È necessario infatti invertire la rotta che quest'ultima ha preso a partire da fine agosto. Innanzitutto, è stato cambiato il fine della campagna, non più per estirpare il pericolo del nazifascismo, ma piuttosto per "de-satanizzare" l'Ucraina. "Ritengo che, con la continuazione dell'operazione militare speciale, è diventato molto molto urgente eseguire la De-satanizzazione dell'Ucraina", ha affermato Aleksey Pavlov, membro del Consiglio di Sicurezza russo.

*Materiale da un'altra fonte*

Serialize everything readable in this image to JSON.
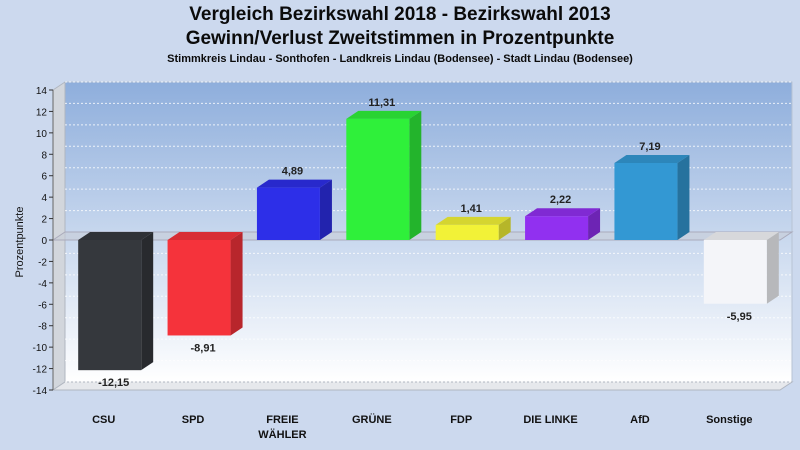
{
  "chart_data": {
    "type": "bar",
    "title": "Vergleich Bezirkswahl 2018 - Bezirkswahl 2013",
    "subtitle": "Gewinn/Verlust Zweitstimmen in Prozentpunkte",
    "region": "Stimmkreis Lindau - Sonthofen - Landkreis Lindau (Bodensee) - Stadt Lindau (Bodensee)",
    "xlabel": "",
    "ylabel": "Prozentpunkte",
    "ylim": [
      -14,
      14
    ],
    "yticks": [
      "14",
      "12",
      "10",
      "8",
      "6",
      "4",
      "2",
      "0",
      "-2",
      "-4",
      "-6",
      "-8",
      "-10",
      "-12",
      "-14"
    ],
    "grid": true,
    "categories": [
      {
        "label": "CSU",
        "label2": ""
      },
      {
        "label": "SPD",
        "label2": ""
      },
      {
        "label": "FREIE",
        "label2": "WÄHLER"
      },
      {
        "label": "GRÜNE",
        "label2": ""
      },
      {
        "label": "FDP",
        "label2": ""
      },
      {
        "label": "DIE LINKE",
        "label2": ""
      },
      {
        "label": "AfD",
        "label2": ""
      },
      {
        "label": "Sonstige",
        "label2": ""
      }
    ],
    "values": [
      -12.15,
      -8.91,
      4.89,
      11.31,
      1.41,
      2.22,
      7.19,
      -5.95
    ],
    "value_labels": [
      "-12,15",
      "-8,91",
      "4,89",
      "11,31",
      "1,41",
      "2,22",
      "7,19",
      "-5,95"
    ],
    "colors": [
      "#35383d",
      "#f5333b",
      "#2d2fe8",
      "#2ff03a",
      "#f2f237",
      "#9130f0",
      "#3398d3",
      "#f4f5f9"
    ]
  }
}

Se ne dovrà occupare Kadyrov, che ha confermato come "i nostri nemici sono satanisti" e come questa sia "una jihad contro l'Ucraina". Di terrorismo, ma mediatico, parlano anche gli organi di stampa iraniani e russi. "In un momento in cui i media non raccontano la realtà dei Paesi indipendenti in modo corretto, la crescita della nostra cooperazione può essere efficace per cambiare questa atmosfera", ha dichiarato il direttore dell'agenzia Irna, parlando anche per la russa Tass.

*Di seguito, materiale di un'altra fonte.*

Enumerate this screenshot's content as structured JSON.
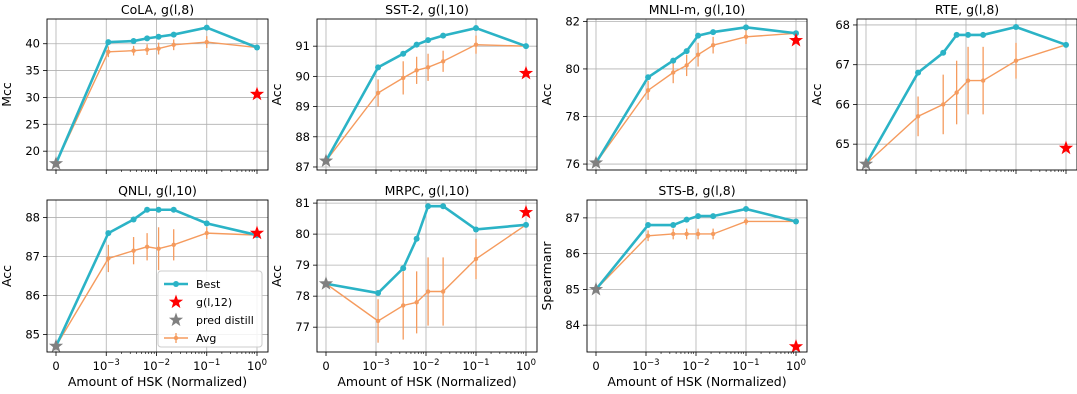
{
  "figure": {
    "xlabel": "Amount of HSK (Normalized)",
    "x_tick_labels": [
      "0",
      "10",
      "10",
      "10",
      "10"
    ],
    "x_tick_exponents": [
      "",
      "−3",
      "−2",
      "−1",
      "0"
    ],
    "legend": {
      "placement": "lower-right of QNLI panel",
      "entries": [
        "Best",
        "g(l,12)",
        "pred distill",
        "Avg"
      ]
    },
    "colors": {
      "best": "#2bb3c6",
      "avg": "#f59b5e",
      "star_red": "#ff0000",
      "star_gray": "#808080",
      "grid": "#b0b0b0"
    }
  },
  "chart_data": [
    {
      "type": "line",
      "title": "CoLA, g(l,8)",
      "ylabel": "Mcc",
      "xscale": "symlog",
      "ylim": [
        16.5,
        44.6
      ],
      "yticks": [
        20,
        25,
        30,
        35,
        40
      ],
      "grid": true,
      "best": {
        "x": [
          0.0011,
          0.0035,
          0.0065,
          0.011,
          0.022,
          0.1,
          1
        ],
        "y": [
          40.3,
          40.5,
          41.0,
          41.3,
          41.7,
          43.0,
          39.3
        ]
      },
      "avg": {
        "x": [
          0.0011,
          0.0035,
          0.0065,
          0.011,
          0.022,
          0.1,
          1
        ],
        "y": [
          38.5,
          38.7,
          38.9,
          39.1,
          39.8,
          40.3,
          39.3
        ],
        "err": [
          1.0,
          0.9,
          1.0,
          1.1,
          1.0,
          1.1,
          0.2
        ]
      },
      "pred_distill": {
        "x": 0,
        "y": 17.7
      },
      "g_l12": {
        "x": 1,
        "y": 30.6
      }
    },
    {
      "type": "line",
      "title": "SST-2, g(l,10)",
      "ylabel": "Acc",
      "xscale": "symlog",
      "ylim": [
        86.9,
        91.9
      ],
      "yticks": [
        87,
        88,
        89,
        90,
        91
      ],
      "grid": true,
      "best": {
        "x": [
          0.0011,
          0.0035,
          0.0065,
          0.011,
          0.022,
          0.1,
          1
        ],
        "y": [
          90.3,
          90.75,
          91.05,
          91.2,
          91.35,
          91.6,
          91.0
        ]
      },
      "avg": {
        "x": [
          0.0011,
          0.0035,
          0.0065,
          0.011,
          0.022,
          0.1,
          1
        ],
        "y": [
          89.45,
          89.95,
          90.2,
          90.3,
          90.5,
          91.05,
          91.0
        ],
        "err": [
          0.45,
          0.55,
          0.45,
          0.45,
          0.35,
          0.3,
          0.05
        ]
      },
      "pred_distill": {
        "x": 0,
        "y": 87.2
      },
      "g_l12": {
        "x": 1,
        "y": 90.1
      }
    },
    {
      "type": "line",
      "title": "MNLI-m, g(l,10)",
      "ylabel": "Acc",
      "xscale": "symlog",
      "ylim": [
        75.75,
        82.1
      ],
      "yticks": [
        76,
        78,
        80,
        82
      ],
      "grid": true,
      "best": {
        "x": [
          0.0011,
          0.0035,
          0.0065,
          0.011,
          0.022,
          0.1,
          1
        ],
        "y": [
          79.65,
          80.35,
          80.75,
          81.4,
          81.55,
          81.75,
          81.5
        ]
      },
      "avg": {
        "x": [
          0.0011,
          0.0035,
          0.0065,
          0.011,
          0.022,
          0.1,
          1
        ],
        "y": [
          79.1,
          79.85,
          80.15,
          80.6,
          81.0,
          81.35,
          81.5
        ],
        "err": [
          0.4,
          0.45,
          0.45,
          0.5,
          0.35,
          0.3,
          0.05
        ]
      },
      "pred_distill": {
        "x": 0,
        "y": 76.05
      },
      "g_l12": {
        "x": 1,
        "y": 81.2
      }
    },
    {
      "type": "line",
      "title": "RTE, g(l,8)",
      "ylabel": "Acc",
      "xscale": "symlog",
      "ylim": [
        64.35,
        68.15
      ],
      "yticks": [
        65,
        66,
        67,
        68
      ],
      "grid": true,
      "best": {
        "x": [
          0.0011,
          0.0035,
          0.0065,
          0.011,
          0.022,
          0.1,
          1
        ],
        "y": [
          66.8,
          67.3,
          67.75,
          67.75,
          67.75,
          67.95,
          67.5
        ]
      },
      "avg": {
        "x": [
          0.0011,
          0.0035,
          0.0065,
          0.011,
          0.022,
          0.1,
          1
        ],
        "y": [
          65.7,
          66.0,
          66.3,
          66.6,
          66.6,
          67.1,
          67.5
        ],
        "err": [
          0.5,
          0.75,
          0.8,
          0.85,
          0.85,
          0.45,
          0.05
        ]
      },
      "pred_distill": {
        "x": 0,
        "y": 64.5
      },
      "g_l12": {
        "x": 1,
        "y": 64.9
      }
    },
    {
      "type": "line",
      "title": "QNLI, g(l,10)",
      "ylabel": "Acc",
      "xscale": "symlog",
      "ylim": [
        84.55,
        88.45
      ],
      "yticks": [
        85,
        86,
        87,
        88
      ],
      "grid": true,
      "best": {
        "x": [
          0.0011,
          0.0035,
          0.0065,
          0.011,
          0.022,
          0.1,
          1
        ],
        "y": [
          87.6,
          87.95,
          88.2,
          88.2,
          88.2,
          87.85,
          87.55
        ]
      },
      "avg": {
        "x": [
          0.0011,
          0.0035,
          0.0065,
          0.011,
          0.022,
          0.1,
          1
        ],
        "y": [
          86.95,
          87.15,
          87.25,
          87.2,
          87.3,
          87.6,
          87.55
        ],
        "err": [
          0.35,
          0.35,
          0.35,
          0.55,
          0.4,
          0.15,
          0.05
        ]
      },
      "pred_distill": {
        "x": 0,
        "y": 84.7
      },
      "g_l12": {
        "x": 1,
        "y": 87.6
      }
    },
    {
      "type": "line",
      "title": "MRPC, g(l,10)",
      "ylabel": "Acc",
      "xscale": "symlog",
      "ylim": [
        76.2,
        81.1
      ],
      "yticks": [
        77,
        78,
        79,
        80,
        81
      ],
      "grid": true,
      "best": {
        "x": [
          0.0011,
          0.0035,
          0.0065,
          0.011,
          0.022,
          0.1,
          1
        ],
        "y": [
          78.1,
          78.9,
          79.85,
          80.9,
          80.9,
          80.15,
          80.3
        ]
      },
      "avg": {
        "x": [
          0.0011,
          0.0035,
          0.0065,
          0.011,
          0.022,
          0.1,
          1
        ],
        "y": [
          77.2,
          77.7,
          77.8,
          78.15,
          78.15,
          79.2,
          80.3
        ],
        "err": [
          0.7,
          1.1,
          1.0,
          1.1,
          1.1,
          0.65,
          0.05
        ]
      },
      "pred_distill": {
        "x": 0,
        "y": 78.4
      },
      "g_l12": {
        "x": 1,
        "y": 80.7
      }
    },
    {
      "type": "line",
      "title": "STS-B, g(l,8)",
      "ylabel": "Spearmanr",
      "xscale": "symlog",
      "ylim": [
        83.25,
        87.5
      ],
      "yticks": [
        84,
        85,
        86,
        87
      ],
      "grid": true,
      "best": {
        "x": [
          0.0011,
          0.0035,
          0.0065,
          0.011,
          0.022,
          0.1,
          1
        ],
        "y": [
          86.8,
          86.8,
          86.95,
          87.05,
          87.05,
          87.25,
          86.9
        ]
      },
      "avg": {
        "x": [
          0.0011,
          0.0035,
          0.0065,
          0.011,
          0.022,
          0.1,
          1
        ],
        "y": [
          86.5,
          86.55,
          86.55,
          86.55,
          86.55,
          86.9,
          86.9
        ],
        "err": [
          0.15,
          0.15,
          0.15,
          0.15,
          0.15,
          0.1,
          0.05
        ]
      },
      "pred_distill": {
        "x": 0,
        "y": 85.0
      },
      "g_l12": {
        "x": 1,
        "y": 83.4
      }
    }
  ]
}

Quella sul campo, invece, sembra destinata a rimanere tale, ovvero altissima. Gli uomini e i rifornimenti che il Cremlino sta cercando di mandare quanto prima servono infatti per rafforzare le difese di Kherson. Nella città c'è un via vai generale, tra chi fugge (i civili) e chi invece resta a presidio dell'unico capoluogo di regione conquistato da Mosca in nove mesi di guerra. La Russia sta infatti preparando quella che gli ucraini definiscono "la battaglia più dura". Le difese sulla riva sinistra del fiume Dnepr sono in via di rafforzamento e il vice governatore filo russo, Kirill Stremousov, ha rassicurato sulla stabilità del fronte. Tuttavia i combattimenti imperversano, così come promesso da Kadyrov, ma le forze di Kiev al momento non sembrano perdere terreno.

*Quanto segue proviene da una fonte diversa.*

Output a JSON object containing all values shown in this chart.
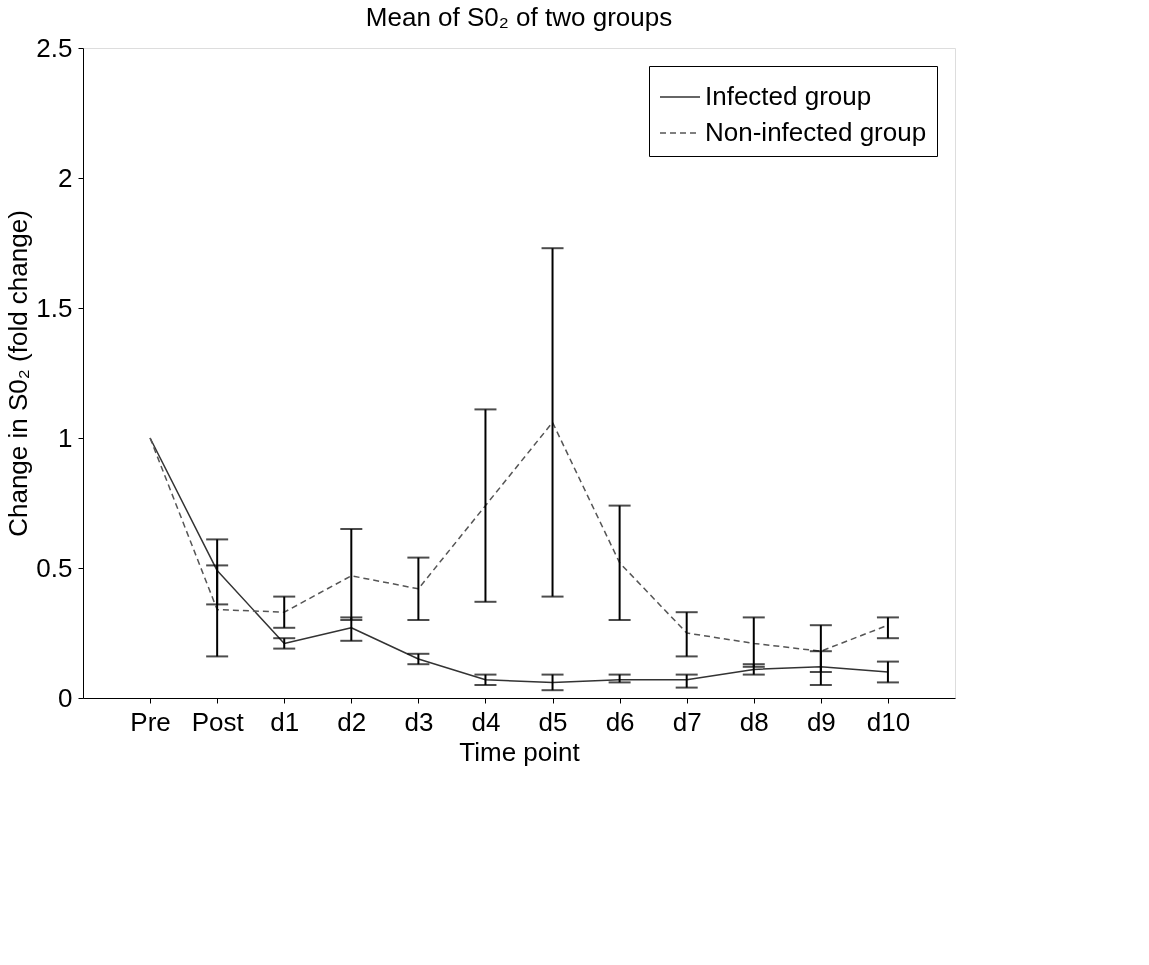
{
  "chart_data": {
    "type": "line",
    "title": "Mean of S0₂ of two groups",
    "xlabel": "Time point",
    "ylabel": "Change in S0₂ (fold change)",
    "categories": [
      "Pre",
      "Post",
      "d1",
      "d2",
      "d3",
      "d4",
      "d5",
      "d6",
      "d7",
      "d8",
      "d9",
      "d10"
    ],
    "series": [
      {
        "name": "Infected group",
        "color": "#333333",
        "line_style": "solid",
        "values": [
          1.0,
          0.49,
          0.21,
          0.27,
          0.15,
          0.07,
          0.06,
          0.07,
          0.07,
          0.11,
          0.12,
          0.1
        ],
        "errors": [
          null,
          [
            0.36,
            0.61
          ],
          [
            0.19,
            0.23
          ],
          [
            0.22,
            0.31
          ],
          [
            0.13,
            0.17
          ],
          [
            0.05,
            0.09
          ],
          [
            0.03,
            0.09
          ],
          [
            0.06,
            0.09
          ],
          [
            0.04,
            0.09
          ],
          [
            0.09,
            0.13
          ],
          [
            0.05,
            0.18
          ],
          [
            0.06,
            0.14
          ]
        ]
      },
      {
        "name": "Non-infected group",
        "color": "#555555",
        "line_style": "dashed",
        "values": [
          1.0,
          0.34,
          0.33,
          0.47,
          0.42,
          0.74,
          1.06,
          0.52,
          0.25,
          0.21,
          0.18,
          0.28
        ],
        "errors": [
          null,
          [
            0.16,
            0.51
          ],
          [
            0.27,
            0.39
          ],
          [
            0.3,
            0.65
          ],
          [
            0.3,
            0.54
          ],
          [
            0.37,
            1.11
          ],
          [
            0.39,
            1.73
          ],
          [
            0.3,
            0.74
          ],
          [
            0.16,
            0.33
          ],
          [
            0.12,
            0.31
          ],
          [
            0.1,
            0.28
          ],
          [
            0.23,
            0.31
          ]
        ]
      }
    ],
    "ylim": [
      0,
      2.5
    ],
    "yticks": [
      0,
      0.5,
      1,
      1.5,
      2,
      2.5
    ],
    "grid": false,
    "legend": "top right"
  }
}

"Lo Stato Maggiore le descrive come azioni difensive, nell'ambito delle quali vengono condotte alcune operazioni offensive, ha affermato la vice ministra della Difesa ucraina, Hanna Malyar. "Nell'ultima settimana, l'intensità degli sviluppi al fronte è leggermente diminuita e manteniamo la difesa attiva". Ieri un attacco mirato ha distrutto un deposito di munizioni russe e ucciso almeno dodici soldati ceceni. Ma è tutta l'Ucraina sotto bombardamento. Da ieri, i russi hanno lanciato cinque razzi, trenta attacchi aerei e oltre cento con sistemi missilistici multipli, indirizzati su quaranta insediamenti. L'assedio a Bakhmut e Avdiivka, nel Donbass, non si arrestano e a rimetterci, come al solito, sono sempre i civili. Nelle ultime ventiquattro ore ne sono morti undici, mentre quattordici sono i feriti. Dnipro ne piange due, tra le quali figura una donna incinta. È la risposta di Kadyrov all'uccisione dei suoi uomini, per cui promette una vendetta ancor peggiore. "Chi non l'ha ancora capito, deve farlo ora. Cattureremo questi demoni, li bruceremo. Vi do la mia parola: li attaccheremo ogni giorno. Non li faremo prigionieri".